朝食のもりそばを食いながら下記のブログを読んで、『「裏」のリーダーと「表」のリーダー』は面白い観点だと思ったけど、リーダーとマネージャーは別だよねという感想を持ったのでちょっと書いてみたい。なお、本エントリに蕎麦は関係ない。
まず、上記エントリの内容に触れる前に組織の話。組織には2タイプあって、組織の構成員や組織の長の頑張りで大きくなれる組織と、頑張っても大きさが変わらない組織がある。
前者は一般企業のプロフィットセンターなどが該当する。後者は多くの公的機関や企業内でも管理部門やコストセンターなどが該当する。見に行けるところで例示すると、市町村役場の窓口業務の部門などがそれにあたる。この部門の構成員や部門の長がいくら頑張っても、人数は勝手に増やせないし、役職者も簡単には増やせない。こういう組織は外的要因では大きくなる。例えばニュータウンを作った後、ニュータウンに人口が増えてくると支所が必要になる。また、何かの条例や法律によって業務量が増えれば担当者は増やせるかもしれない。
一方、企業のプロフィットセンターは多くの場合、組織の長や構成員の頑張りによって組織を大きくできる。今回はこちらの組織で考えたい。オレは企業では大きくできる組織にしか所属したことがないもんで。
まずなんらかのサービス事業を行っている企業があるとして、この企業はインダストリー別に部があるとする。例では1つの部に2つの課、一つの係で2社程度を相手にしている組織があるとする。部トータルで47社の顧客がいる。
これが、組織の頑張りによって、3年くらいの間に顧客企業を倍近く増やし、受注・売上・利益が増え組織が大きくなったとする。
このように、大きくなれる組織の場合、外から役職者が来る場合もあるが、内部昇格もある。
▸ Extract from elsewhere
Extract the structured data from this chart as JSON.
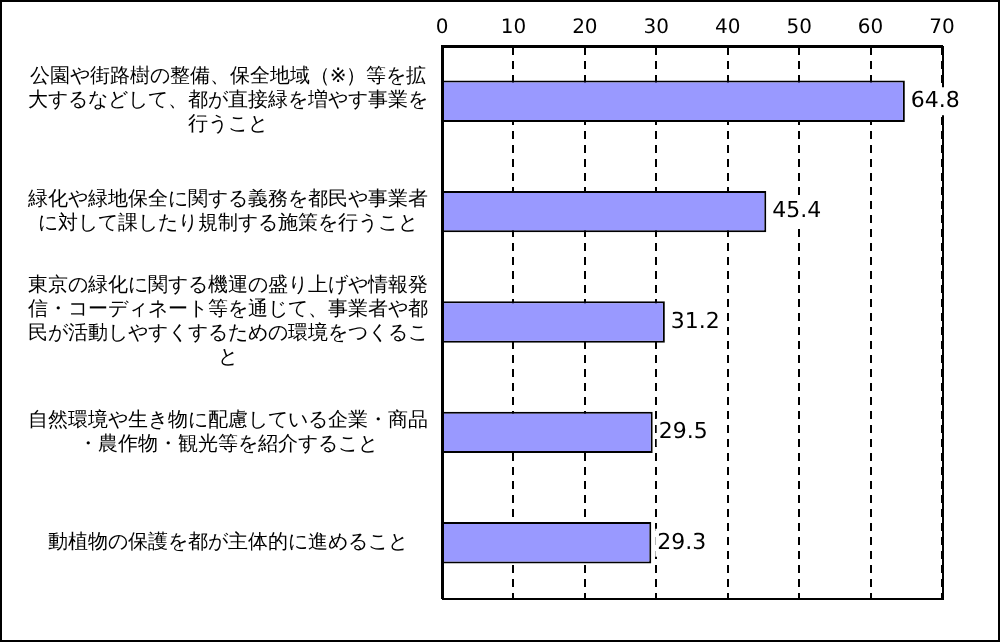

ここで、「裏」のリーダーは「表」のリーダーになれない。魅力的な社員の見極め方 - らいおんごろしはかく語りきから引用してみる。
役職者ともなれば、次のリーダーを育てなくてはなりません。
周りを見渡して、リーダーの資質がある社員を見極めようとした場合、まず目に留まるのは、このような社員です。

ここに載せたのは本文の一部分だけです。